To be sure, a physical memorial — after a war, a natural disaster or the death of a great cultural hero such as Glenn Gould — helps people remember. The problem is that it limits Jane to one neighbourhood, whereas her ideas spread from her stoop in the Annex to the world. I prefer the idea of a travelling marketplace, or naming an annual Jane Jacobs Day in which children of all ages are taught some of the fundamentals of her thinking.
Rather than a bench or a fountain or a park named in her honour, I would hope that the city might sit down with urban visionaries and Jacobs’s family and friends to hammer out a way to keep her ideas alive. Though a Jane Jacobs annual prize for individuals was started in 1997, a new award could be inaugurated for specific grassroots projects from anywhere across the country or, indeed, the world. Or there could be a memorial fund to help one small slice of the urban fringe find a sense of community. Or maybe funds in the name of Jane Jacobs could be donated by the city to start building bread-baking ovens in many parks, just as Jutta Mason, a Jane Jacobs Prize past recipient, managed remarkably for Dufferin Grove Park.
What matters is an initiative that helps us to carry on learning from Jacobs — to allow us to plunge back into her texts. A centre dedicated to her ideas and community activism could do that. A centre for urban ecology is an idea being seriously floated by her long-time friends and colleagues Margie Zeidler and Mary Rowe. Watch for it: The centre could be a fitting and natural extension of Jacobs’s work.
Jane Jacobs lived for 30 years in New York City, during which time she was imprisoned twice and led the revolt against the modern urban orthodoxy preached by New York’s senior bureaucrats. She saw her nemesis, omnipresent planner Robert Moses, only once.
It was at a hearing to protest against the planned lower Manhattan Expressway, which was to have its entrance ramp right on the site of Washington Square. Moses was appalled that a group of local citizens would dare oppose his vision for running a highway through the inner city: “There is nobody against this — NOBODY, NOBODY, NOBODY, but a bunch of, a bunch of MOTHERS!” And then he stomped out.
Jacobs left the United States in 1968 to settle in Toronto. She wrote her books from the quiet of her spare room at the back of the second storey. Masses of tomatoes grew on her roof. Ivy covered the front of her house, and goldenrod grew with luxurious abandon in the back and the front yards.

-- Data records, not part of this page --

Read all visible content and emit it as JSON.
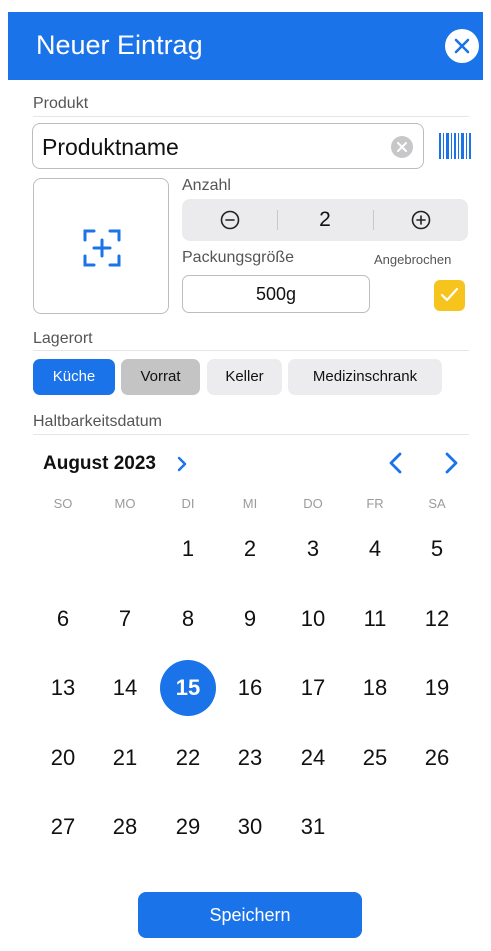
{
  "header": {
    "title": "Neuer Eintrag",
    "close_icon": "close-circle-icon",
    "accent": "#1a73e8"
  },
  "product": {
    "section_label": "Produkt",
    "value": "Produktname",
    "clear_icon": "clear-icon",
    "barcode_icon": "barcode-icon"
  },
  "photo": {
    "icon": "add-photo-icon"
  },
  "quantity": {
    "label": "Anzahl",
    "value": "2",
    "minus_icon": "minus-circle-icon",
    "plus_icon": "plus-circle-icon"
  },
  "package": {
    "label": "Packungsgröße",
    "value": "500g",
    "opened_label": "Angebrochen",
    "opened_checked": true,
    "checkbox_color": "#f6c41d"
  },
  "location": {
    "label": "Lagerort",
    "options": [
      "Küche",
      "Vorrat",
      "Keller",
      "Medizinschrank"
    ],
    "selected": "Küche"
  },
  "expiry": {
    "label": "Haltbarkeitsdatum",
    "month": "August 2023",
    "weekdays": [
      "SO",
      "MO",
      "DI",
      "MI",
      "DO",
      "FR",
      "SA"
    ],
    "days": [
      "1",
      "2",
      "3",
      "4",
      "5",
      "6",
      "7",
      "8",
      "9",
      "10",
      "11",
      "12",
      "13",
      "14",
      "15",
      "16",
      "17",
      "18",
      "19",
      "20",
      "21",
      "22",
      "23",
      "24",
      "25",
      "26",
      "27",
      "28",
      "29",
      "30",
      "31"
    ],
    "selected_day": "15"
  },
  "footer": {
    "save_label": "Speichern"
  }
}
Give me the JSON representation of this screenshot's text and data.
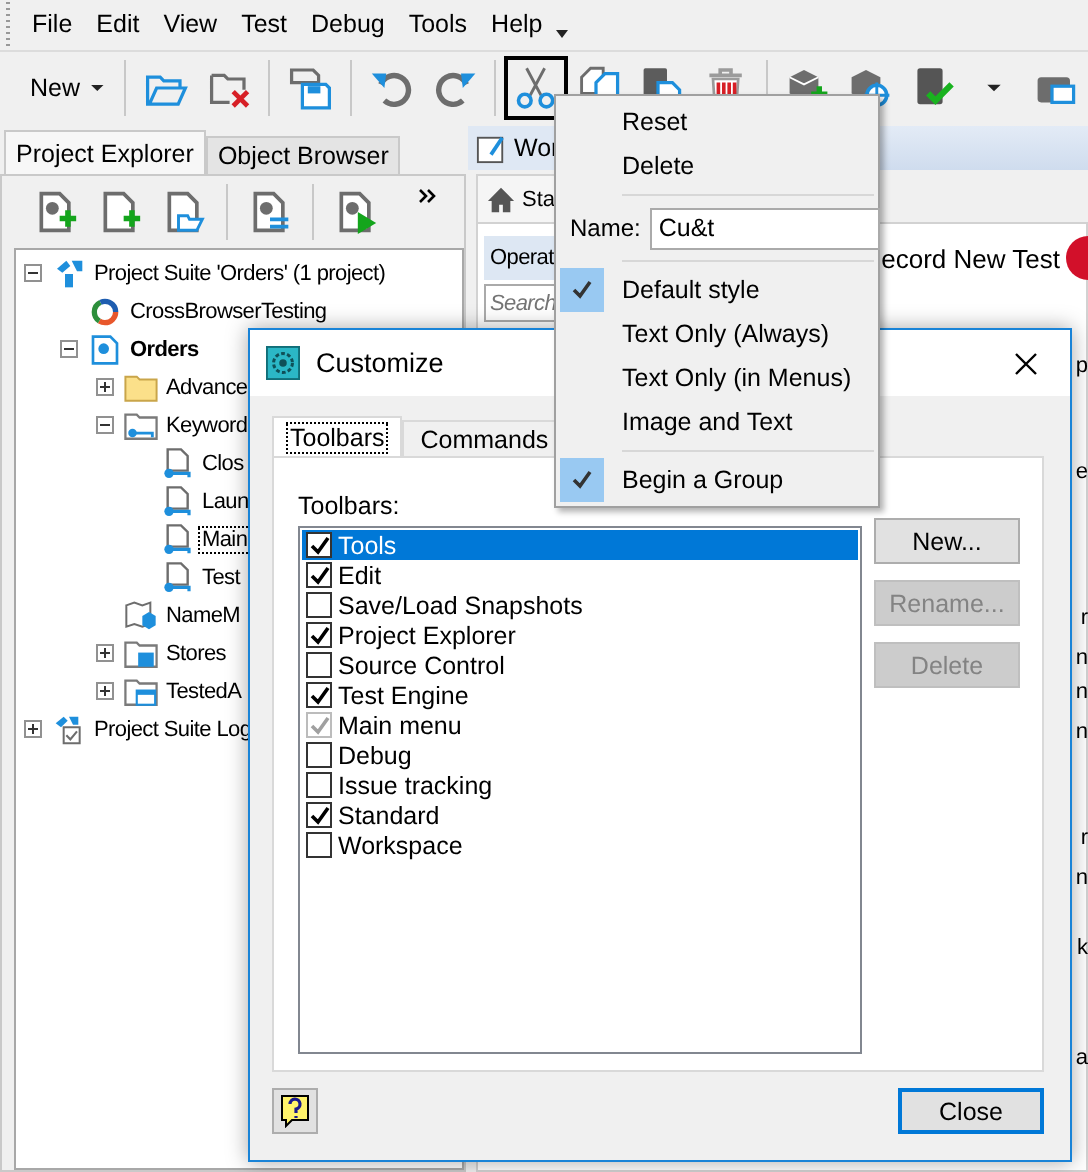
{
  "menu_bar": [
    {
      "label": "File"
    },
    {
      "label": "Edit"
    },
    {
      "label": "View"
    },
    {
      "label": "Test"
    },
    {
      "label": "Debug"
    },
    {
      "label": "Tools"
    },
    {
      "label": "Help"
    }
  ],
  "toolbar": [
    {
      "kind": "new",
      "label": "New",
      "selected": false
    },
    {
      "kind": "separator"
    },
    {
      "kind": "open-folder",
      "selected": false
    },
    {
      "kind": "folder-delete",
      "selected": false
    },
    {
      "kind": "separator"
    },
    {
      "kind": "save",
      "selected": false
    },
    {
      "kind": "separator"
    },
    {
      "kind": "undo",
      "selected": false
    },
    {
      "kind": "redo",
      "selected": false
    },
    {
      "kind": "separator"
    },
    {
      "kind": "scissors",
      "selected": true
    },
    {
      "kind": "copy",
      "selected": false
    },
    {
      "kind": "paste",
      "selected": false
    },
    {
      "kind": "trash",
      "selected": false
    },
    {
      "kind": "separator"
    },
    {
      "kind": "cube-add",
      "selected": false
    },
    {
      "kind": "cube-target",
      "selected": false
    },
    {
      "kind": "document-check",
      "selected": false
    },
    {
      "kind": "caret",
      "selected": false
    },
    {
      "kind": "camera",
      "selected": false
    }
  ],
  "left_panel": {
    "tabs": [
      {
        "label": "Project Explorer",
        "selected": true
      },
      {
        "label": "Object Browser",
        "selected": false
      }
    ],
    "toolbar": [
      {
        "kind": "add-item"
      },
      {
        "kind": "add-file"
      },
      {
        "kind": "open-file"
      },
      {
        "kind": "separator"
      },
      {
        "kind": "properties"
      },
      {
        "kind": "separator"
      },
      {
        "kind": "run"
      }
    ],
    "tree": [
      {
        "label": "Project Suite 'Orders' (1 project)",
        "kind": "suite",
        "expanded": true,
        "selected": false,
        "children": [
          {
            "label": "CrossBrowserTesting",
            "kind": "ring",
            "selected": false
          },
          {
            "label": "Orders",
            "kind": "project",
            "bold": true,
            "expanded": true,
            "selected": false,
            "children": [
              {
                "label": "Advance",
                "kind": "folder",
                "expanded": false,
                "selected": false
              },
              {
                "label": "Keyword",
                "kind": "key-folder",
                "expanded": true,
                "selected": false,
                "children": [
                  {
                    "label": "Clos",
                    "kind": "key-file",
                    "selected": false
                  },
                  {
                    "label": "Laun",
                    "kind": "key-file",
                    "selected": false
                  },
                  {
                    "label": "Main",
                    "kind": "key-file",
                    "selected": true
                  },
                  {
                    "label": "Test",
                    "kind": "key-file",
                    "selected": false
                  }
                ]
              },
              {
                "label": "NameM",
                "kind": "map",
                "selected": false
              },
              {
                "label": "Stores",
                "kind": "store-folder",
                "expanded": false,
                "selected": false
              },
              {
                "label": "TestedA",
                "kind": "app-folder",
                "expanded": false,
                "selected": false
              }
            ]
          }
        ]
      },
      {
        "label": "Project Suite Log",
        "kind": "log",
        "expanded": false,
        "selected": false
      }
    ]
  },
  "workspace": {
    "tab": "Wor",
    "subtab": "Sta",
    "header": "Operat",
    "search": {
      "placeholder": "Search"
    },
    "record": "ecord New Test",
    "fragments": [
      "p",
      "e",
      "r",
      "n",
      "n",
      "n",
      "r",
      "n",
      "k",
      "a"
    ]
  },
  "context_menu": {
    "items": [
      {
        "kind": "action",
        "label": "Reset"
      },
      {
        "kind": "action",
        "label": "Delete"
      },
      {
        "kind": "separator"
      },
      {
        "kind": "name",
        "label": "Name:",
        "value": "Cu&t"
      },
      {
        "kind": "separator"
      },
      {
        "kind": "check",
        "label": "Default style",
        "checked": true
      },
      {
        "kind": "check",
        "label": "Text Only (Always)",
        "checked": false
      },
      {
        "kind": "check",
        "label": "Text Only (in Menus)",
        "checked": false
      },
      {
        "kind": "check",
        "label": "Image and Text",
        "checked": false
      },
      {
        "kind": "separator"
      },
      {
        "kind": "check",
        "label": "Begin a Group",
        "checked": true
      }
    ]
  },
  "dialog": {
    "title": "Customize",
    "tabs": [
      {
        "label": "Toolbars",
        "selected": true
      },
      {
        "label": "Commands",
        "selected": false
      }
    ],
    "list_label": "Toolbars:",
    "toolbars": [
      {
        "label": "Tools",
        "checked": true,
        "selected": true,
        "disabled": false
      },
      {
        "label": "Edit",
        "checked": true,
        "selected": false,
        "disabled": false
      },
      {
        "label": "Save/Load Snapshots",
        "checked": false,
        "selected": false,
        "disabled": false
      },
      {
        "label": "Project Explorer",
        "checked": true,
        "selected": false,
        "disabled": false
      },
      {
        "label": "Source Control",
        "checked": false,
        "selected": false,
        "disabled": false
      },
      {
        "label": "Test Engine",
        "checked": true,
        "selected": false,
        "disabled": false
      },
      {
        "label": "Main menu",
        "checked": true,
        "selected": false,
        "disabled": true
      },
      {
        "label": "Debug",
        "checked": false,
        "selected": false,
        "disabled": false
      },
      {
        "label": "Issue tracking",
        "checked": false,
        "selected": false,
        "disabled": false
      },
      {
        "label": "Standard",
        "checked": true,
        "selected": false,
        "disabled": false
      },
      {
        "label": "Workspace",
        "checked": false,
        "selected": false,
        "disabled": false
      }
    ],
    "buttons": [
      {
        "label": "New...",
        "disabled": false
      },
      {
        "label": "Rename...",
        "disabled": true
      },
      {
        "label": "Delete",
        "disabled": true
      }
    ],
    "close": "Close"
  }
}
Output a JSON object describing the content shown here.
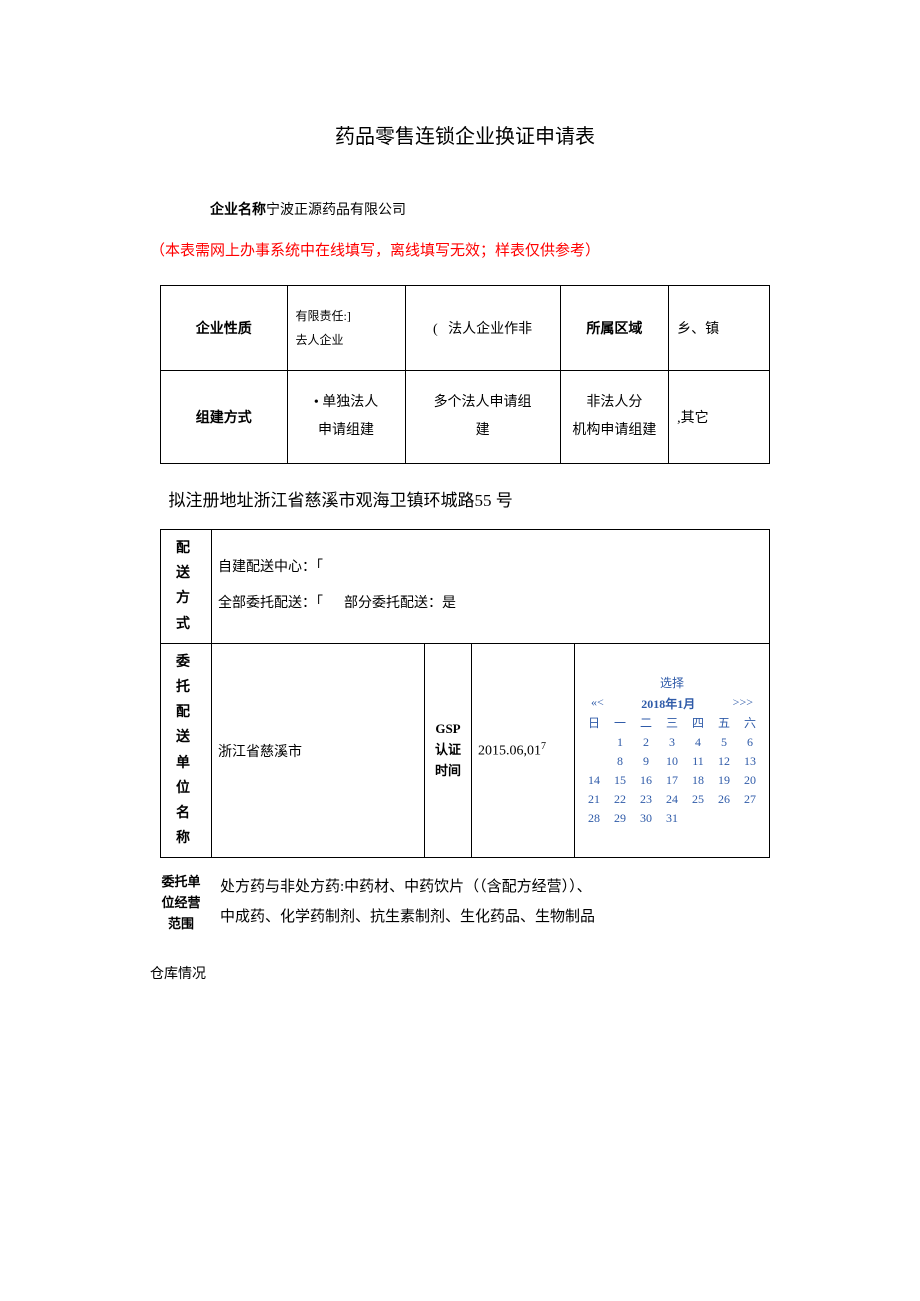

She rallied the troops and went on the barricades for many causes in Toronto. David Crombie remembers the moral support he received from Jane during his tenure as Toronto’s mayor. “She gave us ideas. She gave us a sense of activism to get those ideas moving and, what was most powerful of all, she was an ethicist — a mother superior. For her, city building was an ethical enterprise.”
Rather than give in to a city of anonymous, high-rise towers, Crombie pushed hard during the 1970s for innovative in-fill housing in the downtown. On one occasion, Jacobs turned up at Crombie’s house around midnight, along with geographer Jim Lemon and other friends. They had helped to pull down some of the barricades around a site designated for a pair of high-rise towers at Dundas and Sherbourne, and had stopped by the mayor’s house to let him know they were on his side.
Jane Jacobs died at the age of 89 years old, leaving unfinished one of her latest, modest projects: a short biography of the human race. It’s time now for the City of Toronto to borrow some of her brave thinking and come up with something powerful and meaningful, so that we never forget her.”